Separation and Mortgage: A Complex Reality
The end of a conjugal relationship carries major financial consequences, and the joint mortgage is often the most significant issue to resolve. In Quebec, whether you are married, in a civil union, or common-law partners, the fate of the mortgage depends on both the applicable legal regime and the mortgage loan conditions. A fundamental point to remember: regardless of the agreement between ex-spouses, the lender considers both co-borrowers jointly and severally liable as long as the loan is not refinanced or repaid.
The Three Main Options
- Sell the property: This is often the cleanest solution. The sale proceeds are used to pay off the mortgage, and the net balance is split between ex-spouses according to their agreement or court judgment. If the sale occurs before the mortgage term ends, a prepayment penalty may apply.
- Buy out the ex-spouse's share: One spouse keeps the property and buys out the other's share. This requires refinancing in the name of the spouse keeping the home. They must qualify alone for the new loan, including the OSFI stress test (the higher of the contract rate + 2% and the 5.25% floor rate). The equalization payment (ex-spouse's share of equity) is typically paid from the refinancing proceeds.
- Temporarily maintain co-ownership: The ex-spouses agree to keep the property jointly for a set period, for example until the market improves or until children are older. This option maintains joint liability and limits each person's borrowing capacity.
Family Patrimony in Quebec
For married or civil union couples, the Civil Code of Quebec (articles 414 to 426 C.C.Q.) establishes the family patrimony regime, which is of public order and cannot be waived by marriage contract. The family residence is mandatorily part of the family patrimony, regardless of which spouse is the registered owner. Upon dissolution of the marriage, the net value of the residence (market value minus mortgage balance) is shared equally between the spouses. This sharing may trigger the need to refinance in order to pay the equalization payment to the departing spouse.
Qualifying Alone: The Refinancing Challenge
The main obstacle to a buyout is mortgage qualification. The spouse who wants to keep the property must demonstrate they can carry the loan alone under the lender's criteria. The gross debt service (GDS) ratio must generally not exceed 39% of gross income, and the total debt service (TDS) ratio must not exceed 44%. Additionally, OSFI Guideline B-20 imposes a stress test that qualifies the borrower at the higher of the contract rate plus 2% and the published floor rate (currently 5.25%). For an ex-spouse whose income represents half the couple's combined income, this challenge can be considerable.

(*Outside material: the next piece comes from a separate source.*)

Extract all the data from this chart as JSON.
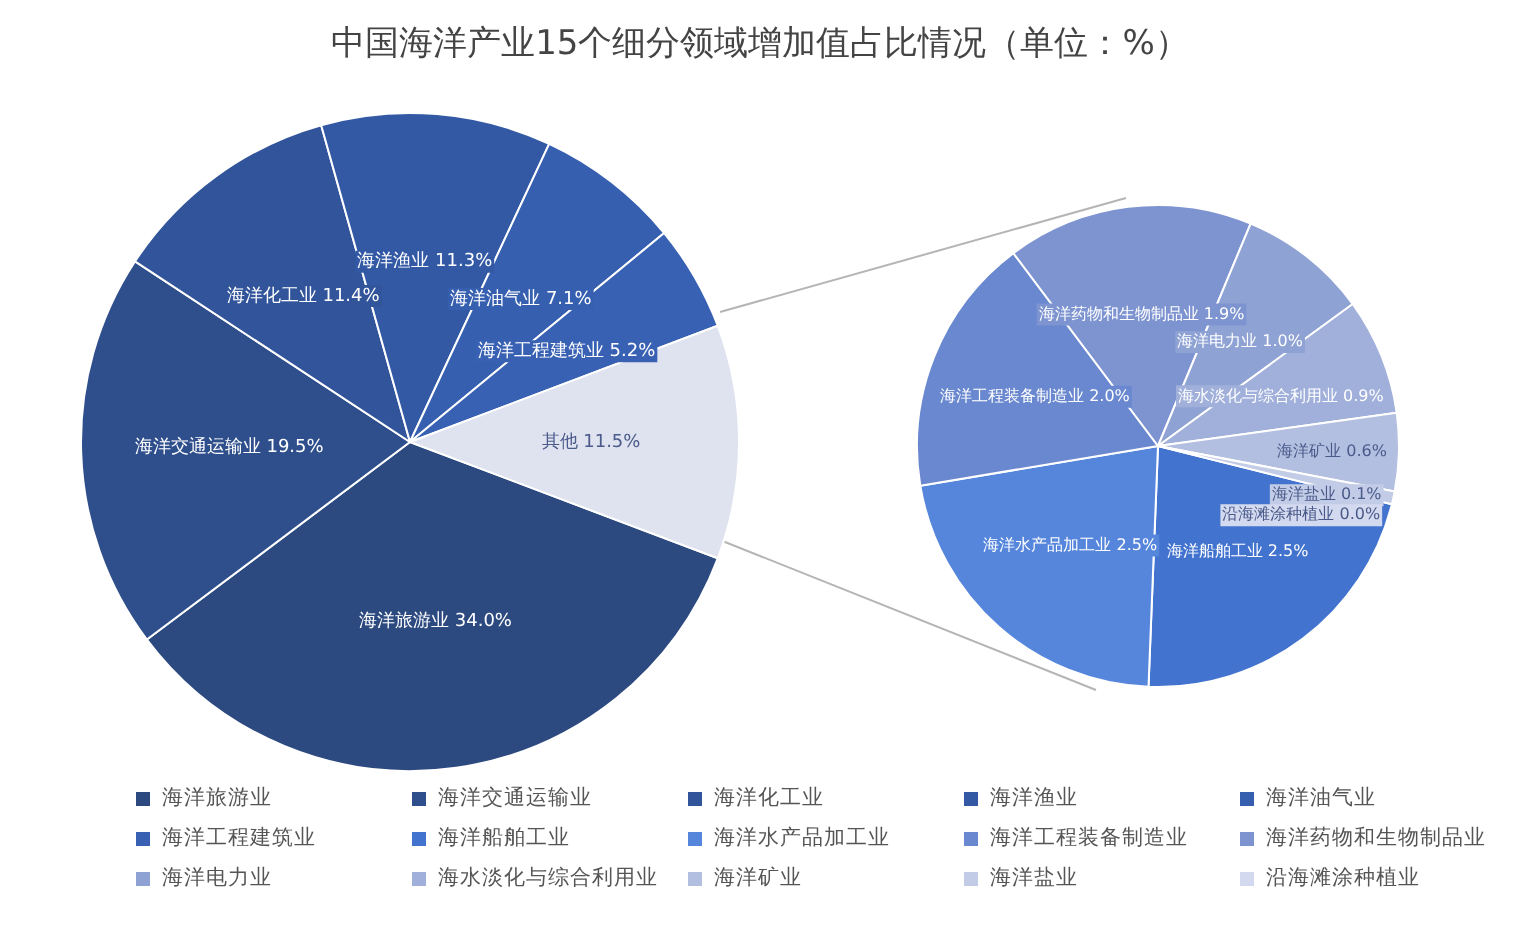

The Mortgage Broker's Role
In a separation situation, the Quebec mortgage broker acts as a neutral financial advisor on mortgage matters. They can assess each spouse's individual qualification capacity, compare refinancing offers from multiple lenders, calculate penalties and total costs for each scenario, and coordinate the process with the notary handling the property transfer and the family law attorney. The broker is required to act in their client's best interest under the Act respecting the distribution of financial products and services and the applicable code of ethics.